I am Nepali amd my wife is filipina,so what is the procedure to apply for the residence visa in Philippines?

RT Cunningham (2014)

It should be similar to the way we do it in the US, but I'm not in Nepal. It's best if you check with the nearest Philippine consulate.

willie (2016)

I'm retiring to the Philippine (single) over 50 years old, how can I get a permanent non working visa? I have an up to date U. S. Passport a Philippine Bank account with $10,000 + dollars, a police, and medical clearance. Also a region and city I plan to live in, what else is required?

RT Cunningham (2016)

Willie, unless you're married to a Filipina living in the Philippines, all you can do is get extensions of your "tourist" visa.

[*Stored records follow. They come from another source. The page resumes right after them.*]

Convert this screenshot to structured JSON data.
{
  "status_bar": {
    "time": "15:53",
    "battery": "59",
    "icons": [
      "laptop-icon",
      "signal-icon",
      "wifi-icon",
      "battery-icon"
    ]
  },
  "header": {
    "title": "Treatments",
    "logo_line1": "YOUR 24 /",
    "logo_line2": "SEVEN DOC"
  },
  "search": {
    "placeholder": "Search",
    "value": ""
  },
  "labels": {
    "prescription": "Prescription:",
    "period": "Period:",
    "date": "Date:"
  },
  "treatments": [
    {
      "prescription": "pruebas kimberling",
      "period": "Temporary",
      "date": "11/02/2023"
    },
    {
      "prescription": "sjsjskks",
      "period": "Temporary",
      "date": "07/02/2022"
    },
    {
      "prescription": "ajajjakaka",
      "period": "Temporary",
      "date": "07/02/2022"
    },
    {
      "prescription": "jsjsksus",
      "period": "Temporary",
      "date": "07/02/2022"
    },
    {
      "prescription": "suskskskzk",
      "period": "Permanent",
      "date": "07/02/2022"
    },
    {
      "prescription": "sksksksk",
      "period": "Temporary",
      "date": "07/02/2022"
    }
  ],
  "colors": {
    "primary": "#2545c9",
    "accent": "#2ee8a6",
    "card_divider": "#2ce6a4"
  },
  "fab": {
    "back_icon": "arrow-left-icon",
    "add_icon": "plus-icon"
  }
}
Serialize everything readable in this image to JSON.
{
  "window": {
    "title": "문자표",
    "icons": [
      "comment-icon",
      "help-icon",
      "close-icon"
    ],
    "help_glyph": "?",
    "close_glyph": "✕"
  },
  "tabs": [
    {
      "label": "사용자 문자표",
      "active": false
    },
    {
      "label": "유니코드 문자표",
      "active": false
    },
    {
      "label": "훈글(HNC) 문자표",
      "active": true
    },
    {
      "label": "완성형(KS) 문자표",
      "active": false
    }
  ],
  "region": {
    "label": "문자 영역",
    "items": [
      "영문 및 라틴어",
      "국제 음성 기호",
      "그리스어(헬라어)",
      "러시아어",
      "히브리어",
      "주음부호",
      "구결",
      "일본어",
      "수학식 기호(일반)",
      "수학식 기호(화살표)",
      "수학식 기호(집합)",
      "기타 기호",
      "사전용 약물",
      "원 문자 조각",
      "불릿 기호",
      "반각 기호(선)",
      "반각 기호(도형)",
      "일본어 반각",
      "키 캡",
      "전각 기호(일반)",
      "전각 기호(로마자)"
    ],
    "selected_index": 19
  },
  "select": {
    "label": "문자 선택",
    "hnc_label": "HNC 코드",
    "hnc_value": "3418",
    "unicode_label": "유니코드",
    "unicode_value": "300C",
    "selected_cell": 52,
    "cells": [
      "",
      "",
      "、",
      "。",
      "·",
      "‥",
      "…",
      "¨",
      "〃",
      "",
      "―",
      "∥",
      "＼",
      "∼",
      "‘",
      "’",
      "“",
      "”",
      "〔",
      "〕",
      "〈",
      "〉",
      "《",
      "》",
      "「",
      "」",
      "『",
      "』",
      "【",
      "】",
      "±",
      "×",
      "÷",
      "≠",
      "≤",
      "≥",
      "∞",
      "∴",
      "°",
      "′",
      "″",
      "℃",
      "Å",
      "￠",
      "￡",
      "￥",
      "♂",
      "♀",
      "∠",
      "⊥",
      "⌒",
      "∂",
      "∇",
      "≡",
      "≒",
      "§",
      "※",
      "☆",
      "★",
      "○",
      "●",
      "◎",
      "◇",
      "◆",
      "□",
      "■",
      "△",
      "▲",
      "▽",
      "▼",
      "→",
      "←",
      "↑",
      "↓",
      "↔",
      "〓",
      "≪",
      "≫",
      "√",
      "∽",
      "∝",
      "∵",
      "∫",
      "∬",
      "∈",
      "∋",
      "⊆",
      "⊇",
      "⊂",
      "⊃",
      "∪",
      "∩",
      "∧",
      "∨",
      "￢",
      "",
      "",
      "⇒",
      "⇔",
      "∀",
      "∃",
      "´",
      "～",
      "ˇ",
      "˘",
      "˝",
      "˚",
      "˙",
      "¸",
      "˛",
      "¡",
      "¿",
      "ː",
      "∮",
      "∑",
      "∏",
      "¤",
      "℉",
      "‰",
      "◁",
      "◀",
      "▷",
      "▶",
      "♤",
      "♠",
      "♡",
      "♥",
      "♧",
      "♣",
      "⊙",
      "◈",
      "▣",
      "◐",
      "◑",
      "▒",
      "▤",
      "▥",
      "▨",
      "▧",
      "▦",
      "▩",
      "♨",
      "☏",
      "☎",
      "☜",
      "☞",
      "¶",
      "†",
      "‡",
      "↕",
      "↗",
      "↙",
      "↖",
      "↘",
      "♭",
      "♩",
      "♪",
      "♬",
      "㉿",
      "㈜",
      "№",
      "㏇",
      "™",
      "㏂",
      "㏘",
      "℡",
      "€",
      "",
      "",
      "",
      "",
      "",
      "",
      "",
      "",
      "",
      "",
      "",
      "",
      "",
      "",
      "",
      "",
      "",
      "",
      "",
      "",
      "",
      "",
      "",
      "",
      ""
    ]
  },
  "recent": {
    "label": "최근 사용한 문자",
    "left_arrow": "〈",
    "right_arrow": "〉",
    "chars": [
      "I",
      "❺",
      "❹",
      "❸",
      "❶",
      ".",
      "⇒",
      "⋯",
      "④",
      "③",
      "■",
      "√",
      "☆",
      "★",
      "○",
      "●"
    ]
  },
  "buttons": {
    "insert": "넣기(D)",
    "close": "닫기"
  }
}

You can stay for up to 30 days on your passport alone, get an extension for another 29 days and then further extensions. Your best bet is to get a visa for as long as possible from a Philippine consulate in the United States before you leave. Otherwise, you'll need a ticket that takes you out of the country before your initial (non-visa) period expires, not necessarily a return flight. You can get a visa good for six months or even a year, if you visit a consulate.

There are a lot of expats living in the Philippines on visa extensions. Every so often they have to leave for over 24 hours (usually to Guam), return and start the process all over again.

You should be able for find a good woman long before it all becomes problematic. That is, unless you want to remain single.